“Brain on Fire: My Month of Madness” by Susannah Cahalan


asteriaiconThis is another book where I had seen a review in a magazine and found it rather intriguing. When we finally got a copy in the book store, I jumped at the chance to read it. The book is a sad story, which had to be pieced together from Cahalan’s family, her friends, and her physician’s accounts, as well as hospital records.

Susannah Cahalan was 24 at the time she got sick. She was in a new relationship, with a promising career as a newspaper journalist ahead. Then one day, she woke up in a hospital room, strapped to a bed, deemed psychotic and violent, and had no memory of what happened to her.

It started with a bed bug bite, which is still unclear as to whether it ever really existed. She started having seizures, and started to behave peculiarly. She started demanding things, began having hallucinations, and became paranoid.  Her boyfriend and family struggled with how to help her, since they had no understanding of what was happening to her. She saw physicians and all thought that she partied too much and just needed to settle down, or they thought that she was having a mental break. She was labelled as psychotic, bipolar, or schizophrenic. As her illness progressed, her psychotic episodes got increasingly worse, and increasingly more frequent, until one day she was hospitalized and strapped to a bed for her safety. She most certainly would have died, had it not been for one physician who had recognized her symptoms as a relatively unknown disorder.

Cahalan has Anti-NMDA receptor encephalitis, a rare disorder where the patient’s body is incapable of regulating itself. The patient first begins showing bizarre psychotic behaviours and wild mood swings, which leads to incredible sensitivity to light and sound, eventually leading to catatonia, and ultimately death. She was very fortunate to find a physician who was able to recognize the symptoms and save her life.

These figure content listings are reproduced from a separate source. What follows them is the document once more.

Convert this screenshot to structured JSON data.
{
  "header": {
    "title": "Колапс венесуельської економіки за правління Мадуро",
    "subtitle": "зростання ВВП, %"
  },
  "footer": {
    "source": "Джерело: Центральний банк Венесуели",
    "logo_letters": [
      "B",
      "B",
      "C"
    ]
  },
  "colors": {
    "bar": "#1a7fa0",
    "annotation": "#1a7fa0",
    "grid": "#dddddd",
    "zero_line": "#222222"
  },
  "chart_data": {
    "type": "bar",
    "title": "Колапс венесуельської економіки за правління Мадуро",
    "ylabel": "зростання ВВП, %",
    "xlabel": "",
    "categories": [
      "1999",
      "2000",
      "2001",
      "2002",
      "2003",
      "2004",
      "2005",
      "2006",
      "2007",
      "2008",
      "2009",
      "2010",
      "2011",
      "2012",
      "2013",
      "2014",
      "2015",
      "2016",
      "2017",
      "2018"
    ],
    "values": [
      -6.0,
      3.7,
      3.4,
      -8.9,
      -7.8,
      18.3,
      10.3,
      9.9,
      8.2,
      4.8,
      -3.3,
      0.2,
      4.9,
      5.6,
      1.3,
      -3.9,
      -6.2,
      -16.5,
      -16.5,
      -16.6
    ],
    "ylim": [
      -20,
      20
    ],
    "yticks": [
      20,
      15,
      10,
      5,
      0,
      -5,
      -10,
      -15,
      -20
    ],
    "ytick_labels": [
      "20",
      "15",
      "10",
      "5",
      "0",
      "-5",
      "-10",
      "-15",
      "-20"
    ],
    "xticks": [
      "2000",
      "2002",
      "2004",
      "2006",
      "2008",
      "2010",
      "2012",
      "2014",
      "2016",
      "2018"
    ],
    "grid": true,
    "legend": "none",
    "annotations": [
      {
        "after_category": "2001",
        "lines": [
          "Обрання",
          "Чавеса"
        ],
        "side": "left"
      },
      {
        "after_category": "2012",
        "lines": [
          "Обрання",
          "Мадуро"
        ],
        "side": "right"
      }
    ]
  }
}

For me, this story struck home. My dad had been sick with a physiological disease, which was misdiagnosed as a number of mental illnesses before one physician finally realized what it was, all because it was something rare and relatively unheard of. Cahalan’s main agenda with writing her story is to raise awareness of her illness, which I can fully appreciate. Maybe it can help another person escape the suffering she had to go through.

I thoroughly enjoyed this book. It was very open and honest, and it shed light on just how little we know about the human body. She raises some interesting questions about mental illness, how we treat people with mental health issues, and how they are viewed. Perhaps in some instances these people are suffering from a physiological issue, rather than just a mental one. Cahalan was fortunate to survive, though she is not completely unscathed by her ordeal. I liked that she didn’t paint herself as perfect, in fact she didn’t really establish a base line of what her personality was before she got sick. She pieced her illness progression through various stories and points of view so she could understand what truly happened to her and now is merely trying to get her life back on track.